The Rev. Thomas Reese, senior analyst at Religion News Service, wrote recently, "the willingness of John Paul to advance McCarrick shows the corrupting influence of clericalism."

Speaking to NPR, Reese says, "John Paul II was incapable of believing that his friends and supporters could be involved in sexual abuse."

He adds, "He thought they were doing wonderful things for the church and he just could not imagine that they could be doing such vile deeds."

Catholic book author and blogger Dawn Eden Goldstein still believes John Paul is a saint.

"I'm a Catholic theologian, and I personally believe that canonizations are infallible," Goldstein says. "And moreover, there were very well documented miracles."

But she recently tweeted: "I now pray: Dear St. John Paul II, You broke it. You fix it. Amen."

When asked if she will continue to pray to him, Goldstein says, "I have a lot of saints whose intercession I prefer to ask before I ask John Paul's."

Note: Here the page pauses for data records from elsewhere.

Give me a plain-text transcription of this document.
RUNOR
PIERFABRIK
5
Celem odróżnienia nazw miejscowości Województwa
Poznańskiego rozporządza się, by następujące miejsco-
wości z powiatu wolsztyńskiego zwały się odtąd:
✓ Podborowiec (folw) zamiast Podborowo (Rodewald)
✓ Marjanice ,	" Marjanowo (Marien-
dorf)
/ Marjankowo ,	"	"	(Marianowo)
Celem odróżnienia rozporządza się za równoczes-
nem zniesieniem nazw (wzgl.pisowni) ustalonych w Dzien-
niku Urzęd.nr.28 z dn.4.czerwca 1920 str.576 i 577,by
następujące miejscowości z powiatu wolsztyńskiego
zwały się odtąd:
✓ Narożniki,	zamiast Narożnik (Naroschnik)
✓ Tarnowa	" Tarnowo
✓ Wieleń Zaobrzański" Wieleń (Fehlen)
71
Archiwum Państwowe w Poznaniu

Nowhere has criticism of John Paul's legacy been as shocking as in his native Poland, where he is hailed as having kept the faith alive and liberating the country from communism.

The Vatican report's release coincided with the growing scandal over Polish pedophile priests and the bishops who allegedly covered up for them.

The bishops include John Paul's longtime personal secretary, the now retired Cardinal Stanislaw Dziwisz. According to the Vatican report, Dziwisz handled the pope's correspondences, including a warning from U.S. Cardinal John O'Connor about allegations against McCarrick, and from McCarrick insisting on his innocence.

A Polish TV documentary also recently revealed allegations that Dziwisz ignored abuse by priests.

Dziwisz, who was appointed cardinal in 2006 by Pope Benedict XVI and retired as archbishop of Krakow in 2016, has denied any wrongdoing.